Key ingredients for effective zero-shot cross-lingual knowledge transfer in generative tasks
Nadezhda Chirkova, Vassilina Nikoulina
TL;DR
The paper tackles zero-shot cross-lingual generation, a challenging setting where a model fine-tuned on English must generate in target languages. It conducts a unified, large-scale comparison of backbones (mT5, mBART, NLLB-200) and adaptation methods, with emphasis on hyperparameters and intermediate tuning. Key findings show that careful learning rate tuning combined with intermediate tuning makes simple full finetuning a strong baseline, often matching or exceeding more complex adaptation strategies and even approaching data-translation baselines. The work provides practical guidance on when and why certain methods help, highlighting model-specific effects and the potential for zero-shot generation to be practically competitive for multilingual tasks like XL-Sum and XQuAD.
Abstract
Zero-shot cross-lingual knowledge transfer enables a multilingual pretrained language model, finetuned on a task in one language, make predictions for this task in other languages. While being broadly studied for natural language understanding tasks, the described setting is understudied for generation. Previous works notice a frequent problem of generation in a wrong language and propose approaches to address it, usually using mT5 as a backbone model.

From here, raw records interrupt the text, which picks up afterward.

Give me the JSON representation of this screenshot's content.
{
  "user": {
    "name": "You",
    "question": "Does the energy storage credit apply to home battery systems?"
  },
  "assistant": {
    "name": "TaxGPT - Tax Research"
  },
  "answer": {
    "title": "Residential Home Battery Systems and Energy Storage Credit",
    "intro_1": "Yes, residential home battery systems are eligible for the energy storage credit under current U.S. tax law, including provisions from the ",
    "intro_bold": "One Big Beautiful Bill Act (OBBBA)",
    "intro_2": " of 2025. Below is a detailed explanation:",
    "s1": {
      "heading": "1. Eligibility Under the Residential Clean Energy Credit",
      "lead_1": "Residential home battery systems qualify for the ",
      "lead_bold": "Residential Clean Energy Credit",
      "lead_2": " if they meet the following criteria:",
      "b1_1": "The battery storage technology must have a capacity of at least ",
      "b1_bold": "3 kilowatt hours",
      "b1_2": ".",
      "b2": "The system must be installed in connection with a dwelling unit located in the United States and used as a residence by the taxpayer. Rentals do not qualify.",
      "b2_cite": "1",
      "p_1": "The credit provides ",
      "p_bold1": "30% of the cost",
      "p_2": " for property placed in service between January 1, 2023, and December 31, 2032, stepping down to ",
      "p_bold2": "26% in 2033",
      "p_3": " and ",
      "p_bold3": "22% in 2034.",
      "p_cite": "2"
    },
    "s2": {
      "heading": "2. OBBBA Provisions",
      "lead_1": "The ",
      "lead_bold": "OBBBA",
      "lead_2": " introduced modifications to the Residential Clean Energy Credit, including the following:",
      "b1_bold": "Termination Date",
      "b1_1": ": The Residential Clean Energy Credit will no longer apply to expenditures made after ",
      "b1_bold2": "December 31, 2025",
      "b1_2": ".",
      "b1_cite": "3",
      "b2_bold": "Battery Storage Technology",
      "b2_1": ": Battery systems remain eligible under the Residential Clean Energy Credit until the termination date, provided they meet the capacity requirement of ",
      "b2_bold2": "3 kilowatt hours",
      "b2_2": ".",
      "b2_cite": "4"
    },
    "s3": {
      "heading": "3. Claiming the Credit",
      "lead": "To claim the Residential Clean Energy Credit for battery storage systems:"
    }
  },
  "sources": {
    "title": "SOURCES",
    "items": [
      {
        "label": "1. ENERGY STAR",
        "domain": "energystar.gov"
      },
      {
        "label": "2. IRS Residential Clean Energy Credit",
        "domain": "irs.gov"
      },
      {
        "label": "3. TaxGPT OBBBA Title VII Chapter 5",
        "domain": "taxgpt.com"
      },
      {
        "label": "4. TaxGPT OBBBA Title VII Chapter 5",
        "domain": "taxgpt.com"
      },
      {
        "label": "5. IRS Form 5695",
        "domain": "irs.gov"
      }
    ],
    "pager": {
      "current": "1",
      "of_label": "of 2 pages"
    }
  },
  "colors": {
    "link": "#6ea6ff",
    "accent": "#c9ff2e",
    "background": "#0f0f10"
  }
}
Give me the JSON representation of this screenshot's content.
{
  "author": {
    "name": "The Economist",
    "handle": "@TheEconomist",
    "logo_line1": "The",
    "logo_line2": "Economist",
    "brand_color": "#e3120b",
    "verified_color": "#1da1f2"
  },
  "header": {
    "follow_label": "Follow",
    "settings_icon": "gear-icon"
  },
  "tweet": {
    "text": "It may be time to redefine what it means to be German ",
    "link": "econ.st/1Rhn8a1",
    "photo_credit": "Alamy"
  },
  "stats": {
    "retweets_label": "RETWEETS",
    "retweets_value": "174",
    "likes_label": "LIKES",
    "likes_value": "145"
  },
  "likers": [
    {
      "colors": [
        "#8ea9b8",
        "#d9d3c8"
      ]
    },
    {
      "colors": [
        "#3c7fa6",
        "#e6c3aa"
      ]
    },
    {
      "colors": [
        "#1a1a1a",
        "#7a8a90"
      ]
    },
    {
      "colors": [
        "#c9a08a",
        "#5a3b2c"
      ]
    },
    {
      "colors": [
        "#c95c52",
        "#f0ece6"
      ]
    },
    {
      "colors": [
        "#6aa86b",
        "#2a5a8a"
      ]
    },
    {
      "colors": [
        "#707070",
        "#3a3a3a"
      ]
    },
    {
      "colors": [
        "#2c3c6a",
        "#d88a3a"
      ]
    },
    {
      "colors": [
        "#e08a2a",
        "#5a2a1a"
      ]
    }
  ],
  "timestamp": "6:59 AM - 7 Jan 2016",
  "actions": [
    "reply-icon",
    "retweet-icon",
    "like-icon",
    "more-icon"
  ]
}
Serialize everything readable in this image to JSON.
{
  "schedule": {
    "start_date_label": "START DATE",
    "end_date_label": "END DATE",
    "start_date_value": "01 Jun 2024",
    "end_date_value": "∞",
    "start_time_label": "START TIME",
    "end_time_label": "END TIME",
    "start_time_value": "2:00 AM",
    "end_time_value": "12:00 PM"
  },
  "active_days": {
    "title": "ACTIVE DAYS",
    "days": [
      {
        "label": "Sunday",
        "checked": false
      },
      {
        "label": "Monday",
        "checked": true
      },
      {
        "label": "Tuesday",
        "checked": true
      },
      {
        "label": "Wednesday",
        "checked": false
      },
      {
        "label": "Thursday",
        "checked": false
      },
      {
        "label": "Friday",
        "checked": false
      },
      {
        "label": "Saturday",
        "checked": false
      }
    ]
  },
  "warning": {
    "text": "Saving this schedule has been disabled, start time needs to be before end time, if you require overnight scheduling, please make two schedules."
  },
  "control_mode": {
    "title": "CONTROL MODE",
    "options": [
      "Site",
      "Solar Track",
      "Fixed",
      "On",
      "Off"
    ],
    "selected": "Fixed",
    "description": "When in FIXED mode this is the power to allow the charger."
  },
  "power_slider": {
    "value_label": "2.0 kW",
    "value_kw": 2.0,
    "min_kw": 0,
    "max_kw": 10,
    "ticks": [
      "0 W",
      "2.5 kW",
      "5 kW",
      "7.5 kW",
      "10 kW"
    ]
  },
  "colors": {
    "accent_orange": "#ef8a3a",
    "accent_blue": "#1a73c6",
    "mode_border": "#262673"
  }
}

In this work we compare various approaches proposed from the literature in unified settings, also including alternative backbone models, namely mBART and NLLB-200. We first underline the importance of tuning learning rate used for finetuning, which helps to substantially alleviate the problem of generation in the wrong language. Then, we show that with careful learning rate tuning, the simple full finetuning of the model acts as a very strong baseline and alternative approaches bring only marginal improvements. Finally, we find that mBART performs similarly to mT5 of the same size, and NLLB-200 can be competitive in some cases. Our final zero-shot models reach the performance of the approach based on data translation which is usually considered as an upper baseline for zero-shot cross-lingual transfer in generation.